Egeln l Die Mitglieder des Ausschusses für Kultus und Soziales des Verbandsgemeinderates wollen den Christophorus-Laden beziehungsweise die Egelner Tafel weiter fördern.

Mit einer Enthaltung stimmten sie in ihrer Sitzung in der Ganztagsschule Egeln dem Vorschlag von Ausschusschef Knut Kluczka (CDU) zu, die Tafel weiter jährlich mit 2000 Euro zu unterstützen. Das soll aber für eine gesamte Legislaturperiode lang gelten, also fünf Jahre. Bisher hatte es nur Verträge mit einer Laufzeit von drei Jahren gegeben.

Bekenntnis für die Tafel

„Es ist gerechtfertigt, dass wir diesen Betrag weiter zahlen“, sagte Kluczka. Schließlich kümmere sich diese Einrichtung auf der Wasserburg, die seit dem 1. Januar 2018 von der Klusstiftung zu Schneidlingen und Groß Börnecke geführt wird, im hilfebedürftige Menschen in der gesamten Egelner Mulde. „Auf Wunsch fahren die Mitarbeiter die Lebensmittelbeutel auch in die Gemeinden“, sagte Hauptamtsleiterin Dagmar Witzke. Hauptklientel der Tafel seien Rentner.

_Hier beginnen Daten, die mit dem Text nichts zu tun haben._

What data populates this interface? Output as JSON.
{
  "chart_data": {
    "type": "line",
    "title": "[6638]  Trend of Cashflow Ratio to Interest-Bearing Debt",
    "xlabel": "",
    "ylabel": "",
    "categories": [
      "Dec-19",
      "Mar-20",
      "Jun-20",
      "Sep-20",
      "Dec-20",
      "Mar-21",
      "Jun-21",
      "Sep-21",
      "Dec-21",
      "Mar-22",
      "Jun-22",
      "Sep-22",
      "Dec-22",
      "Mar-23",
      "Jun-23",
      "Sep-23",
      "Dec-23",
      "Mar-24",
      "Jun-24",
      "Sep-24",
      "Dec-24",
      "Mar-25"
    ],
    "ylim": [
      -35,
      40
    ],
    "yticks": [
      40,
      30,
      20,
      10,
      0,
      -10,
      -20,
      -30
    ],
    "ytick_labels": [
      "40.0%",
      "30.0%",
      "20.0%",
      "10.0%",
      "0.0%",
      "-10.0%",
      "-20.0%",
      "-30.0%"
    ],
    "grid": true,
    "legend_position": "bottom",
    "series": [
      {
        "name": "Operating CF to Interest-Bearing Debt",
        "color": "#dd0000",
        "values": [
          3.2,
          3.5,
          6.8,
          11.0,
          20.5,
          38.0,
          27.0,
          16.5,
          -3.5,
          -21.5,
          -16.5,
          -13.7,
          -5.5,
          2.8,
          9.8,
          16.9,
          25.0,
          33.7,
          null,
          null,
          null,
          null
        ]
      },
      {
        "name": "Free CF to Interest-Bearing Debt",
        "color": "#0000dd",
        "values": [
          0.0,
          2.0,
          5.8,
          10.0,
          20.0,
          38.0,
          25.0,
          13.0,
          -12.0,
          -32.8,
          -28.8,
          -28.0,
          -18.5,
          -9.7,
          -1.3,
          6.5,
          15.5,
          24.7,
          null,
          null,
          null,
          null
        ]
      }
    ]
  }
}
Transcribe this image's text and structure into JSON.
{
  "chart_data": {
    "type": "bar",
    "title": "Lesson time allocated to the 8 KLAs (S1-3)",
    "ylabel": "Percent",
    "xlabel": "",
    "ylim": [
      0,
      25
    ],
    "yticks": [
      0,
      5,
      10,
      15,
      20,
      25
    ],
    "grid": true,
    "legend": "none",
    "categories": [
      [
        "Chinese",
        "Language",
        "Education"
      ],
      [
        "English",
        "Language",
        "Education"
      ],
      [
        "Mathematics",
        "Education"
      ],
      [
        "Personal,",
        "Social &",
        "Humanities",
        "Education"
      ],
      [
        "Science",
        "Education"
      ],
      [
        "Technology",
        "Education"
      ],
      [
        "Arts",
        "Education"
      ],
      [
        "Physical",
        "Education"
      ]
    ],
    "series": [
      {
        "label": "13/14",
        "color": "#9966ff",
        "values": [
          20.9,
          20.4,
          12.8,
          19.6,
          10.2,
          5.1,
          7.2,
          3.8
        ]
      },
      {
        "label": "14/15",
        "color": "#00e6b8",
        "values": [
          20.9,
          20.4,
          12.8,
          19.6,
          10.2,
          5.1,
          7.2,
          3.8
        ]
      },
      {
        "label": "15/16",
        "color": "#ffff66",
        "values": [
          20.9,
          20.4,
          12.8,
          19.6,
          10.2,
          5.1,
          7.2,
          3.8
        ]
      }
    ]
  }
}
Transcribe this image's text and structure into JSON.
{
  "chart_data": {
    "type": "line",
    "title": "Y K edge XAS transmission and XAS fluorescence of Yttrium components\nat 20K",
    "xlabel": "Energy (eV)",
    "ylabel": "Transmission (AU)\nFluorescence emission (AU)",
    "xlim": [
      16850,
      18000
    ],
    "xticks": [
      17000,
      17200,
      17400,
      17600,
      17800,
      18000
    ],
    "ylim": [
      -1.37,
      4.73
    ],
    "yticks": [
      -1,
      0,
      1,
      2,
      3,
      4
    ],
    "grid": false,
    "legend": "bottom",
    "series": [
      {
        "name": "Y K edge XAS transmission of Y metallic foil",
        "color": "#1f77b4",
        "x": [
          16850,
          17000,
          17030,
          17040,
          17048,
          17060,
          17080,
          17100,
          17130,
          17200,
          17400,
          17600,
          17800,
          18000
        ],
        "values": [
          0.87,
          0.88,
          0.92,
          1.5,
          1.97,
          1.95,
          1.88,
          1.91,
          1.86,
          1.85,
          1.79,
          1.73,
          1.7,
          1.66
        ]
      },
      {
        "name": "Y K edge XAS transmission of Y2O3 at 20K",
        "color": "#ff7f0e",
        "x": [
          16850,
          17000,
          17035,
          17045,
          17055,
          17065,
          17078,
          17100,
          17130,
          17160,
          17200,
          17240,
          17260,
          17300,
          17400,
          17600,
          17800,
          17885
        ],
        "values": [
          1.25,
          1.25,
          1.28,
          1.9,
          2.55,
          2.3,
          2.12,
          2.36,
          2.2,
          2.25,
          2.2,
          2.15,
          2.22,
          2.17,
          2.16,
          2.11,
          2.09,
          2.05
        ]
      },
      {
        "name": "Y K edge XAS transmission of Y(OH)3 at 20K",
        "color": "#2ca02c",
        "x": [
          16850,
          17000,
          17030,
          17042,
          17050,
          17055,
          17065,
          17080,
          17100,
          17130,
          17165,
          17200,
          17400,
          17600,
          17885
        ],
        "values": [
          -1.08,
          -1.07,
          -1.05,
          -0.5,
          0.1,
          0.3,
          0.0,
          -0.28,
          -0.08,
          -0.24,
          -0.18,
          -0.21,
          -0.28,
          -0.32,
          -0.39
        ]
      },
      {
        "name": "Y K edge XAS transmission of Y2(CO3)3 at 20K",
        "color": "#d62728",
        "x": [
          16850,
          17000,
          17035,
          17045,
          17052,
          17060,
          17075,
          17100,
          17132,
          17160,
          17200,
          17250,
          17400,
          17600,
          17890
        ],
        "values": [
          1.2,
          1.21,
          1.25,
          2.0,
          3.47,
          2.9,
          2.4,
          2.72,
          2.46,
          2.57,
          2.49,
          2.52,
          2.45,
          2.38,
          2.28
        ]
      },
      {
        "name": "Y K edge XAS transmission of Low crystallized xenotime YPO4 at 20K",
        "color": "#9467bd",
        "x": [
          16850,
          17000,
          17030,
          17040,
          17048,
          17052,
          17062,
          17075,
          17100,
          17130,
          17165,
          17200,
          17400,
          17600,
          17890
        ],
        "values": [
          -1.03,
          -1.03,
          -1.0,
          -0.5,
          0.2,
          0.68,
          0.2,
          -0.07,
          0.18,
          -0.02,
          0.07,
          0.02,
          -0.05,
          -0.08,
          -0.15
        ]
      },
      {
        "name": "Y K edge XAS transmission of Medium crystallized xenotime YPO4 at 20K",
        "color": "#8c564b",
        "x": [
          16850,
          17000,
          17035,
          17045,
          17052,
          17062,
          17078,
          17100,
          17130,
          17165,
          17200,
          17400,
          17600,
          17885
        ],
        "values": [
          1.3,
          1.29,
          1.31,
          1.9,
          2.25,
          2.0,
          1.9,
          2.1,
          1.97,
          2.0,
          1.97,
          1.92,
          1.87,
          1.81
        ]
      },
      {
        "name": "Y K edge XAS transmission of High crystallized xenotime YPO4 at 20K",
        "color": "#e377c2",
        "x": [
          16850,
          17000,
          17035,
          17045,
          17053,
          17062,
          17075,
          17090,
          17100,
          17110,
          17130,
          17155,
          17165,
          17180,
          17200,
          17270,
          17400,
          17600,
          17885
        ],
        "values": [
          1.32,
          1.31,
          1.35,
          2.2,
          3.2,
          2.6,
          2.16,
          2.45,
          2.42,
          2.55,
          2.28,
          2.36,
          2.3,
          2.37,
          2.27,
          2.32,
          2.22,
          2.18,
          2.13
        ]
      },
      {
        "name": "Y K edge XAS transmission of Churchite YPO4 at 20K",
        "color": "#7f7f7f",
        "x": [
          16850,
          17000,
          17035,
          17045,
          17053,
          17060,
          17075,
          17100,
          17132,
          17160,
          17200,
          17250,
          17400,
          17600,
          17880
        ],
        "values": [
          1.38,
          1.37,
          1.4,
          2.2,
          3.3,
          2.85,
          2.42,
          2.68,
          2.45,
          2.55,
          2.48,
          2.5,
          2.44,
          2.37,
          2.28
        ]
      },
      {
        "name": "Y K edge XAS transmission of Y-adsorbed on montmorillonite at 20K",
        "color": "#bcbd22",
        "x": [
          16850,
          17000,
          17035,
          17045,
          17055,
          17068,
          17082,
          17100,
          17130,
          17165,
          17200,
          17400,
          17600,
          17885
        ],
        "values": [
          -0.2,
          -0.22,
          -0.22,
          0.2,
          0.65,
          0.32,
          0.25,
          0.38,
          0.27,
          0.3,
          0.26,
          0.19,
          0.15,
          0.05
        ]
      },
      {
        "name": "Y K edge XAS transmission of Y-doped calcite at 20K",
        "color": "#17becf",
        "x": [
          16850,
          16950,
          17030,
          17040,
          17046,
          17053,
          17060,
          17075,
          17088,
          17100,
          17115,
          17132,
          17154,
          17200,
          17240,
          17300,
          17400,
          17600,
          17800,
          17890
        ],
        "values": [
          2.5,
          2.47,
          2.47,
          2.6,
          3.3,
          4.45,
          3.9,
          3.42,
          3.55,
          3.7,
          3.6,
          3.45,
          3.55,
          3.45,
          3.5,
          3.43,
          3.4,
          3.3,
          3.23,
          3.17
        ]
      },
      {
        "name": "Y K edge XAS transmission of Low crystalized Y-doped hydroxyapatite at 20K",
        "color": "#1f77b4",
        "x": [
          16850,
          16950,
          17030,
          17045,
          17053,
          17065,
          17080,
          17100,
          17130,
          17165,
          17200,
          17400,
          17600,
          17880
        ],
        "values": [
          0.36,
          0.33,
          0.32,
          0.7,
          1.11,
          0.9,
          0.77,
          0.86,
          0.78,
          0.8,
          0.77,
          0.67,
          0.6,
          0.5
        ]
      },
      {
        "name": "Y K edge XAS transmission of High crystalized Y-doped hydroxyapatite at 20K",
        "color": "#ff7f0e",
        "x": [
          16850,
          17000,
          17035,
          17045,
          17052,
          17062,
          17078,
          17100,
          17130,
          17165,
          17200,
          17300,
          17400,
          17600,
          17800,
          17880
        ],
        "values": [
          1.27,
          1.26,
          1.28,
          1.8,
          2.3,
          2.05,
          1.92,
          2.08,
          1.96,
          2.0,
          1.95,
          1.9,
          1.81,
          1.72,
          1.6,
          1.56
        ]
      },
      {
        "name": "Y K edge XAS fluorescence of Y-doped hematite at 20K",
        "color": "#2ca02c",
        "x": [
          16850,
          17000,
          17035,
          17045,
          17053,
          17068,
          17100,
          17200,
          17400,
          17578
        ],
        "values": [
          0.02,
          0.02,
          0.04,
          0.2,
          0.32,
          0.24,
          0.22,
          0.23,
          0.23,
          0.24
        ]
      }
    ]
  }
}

Im Volksstimme-Gespräch sagte der Leiter der Einrichtung, Rainer Salzmann, dass dort im Schnitt 60 bis 65 Bedarfsgemeinschaften, darunter Asylbewerber, Arbeitslosengeld-II-Empfänger, und Rentner mit Lebensmittelspenden versorgt werden.

„Die Bedürftigkeit muss von den Betroffenen nachgewiesen werden“, sagte der Verbandsgemeinde-Bürgermeister Michael Stöhr (UWGE).

Besuch empfohlen

Die Hauptamtsleiterin empfahl den Ausschussmitgliedern, der Tafel bei passender Gelegenheit einen Besuch abzustatten. Dadurch könnten sie sich selbst über die Arbeit der Klusstiftung überzeugen, die dort eigene Leute einsetzt.

Ihren Worten zufolge sei geplant, die Kleiderkammer der Stadt, die ebenfalls auf der Wasserburg untergebracht ist, nach dem Auslaufen der derzeitigen Arbeitsbeschaffungsmaßnahmen mit der Tafel zusammen zu führen.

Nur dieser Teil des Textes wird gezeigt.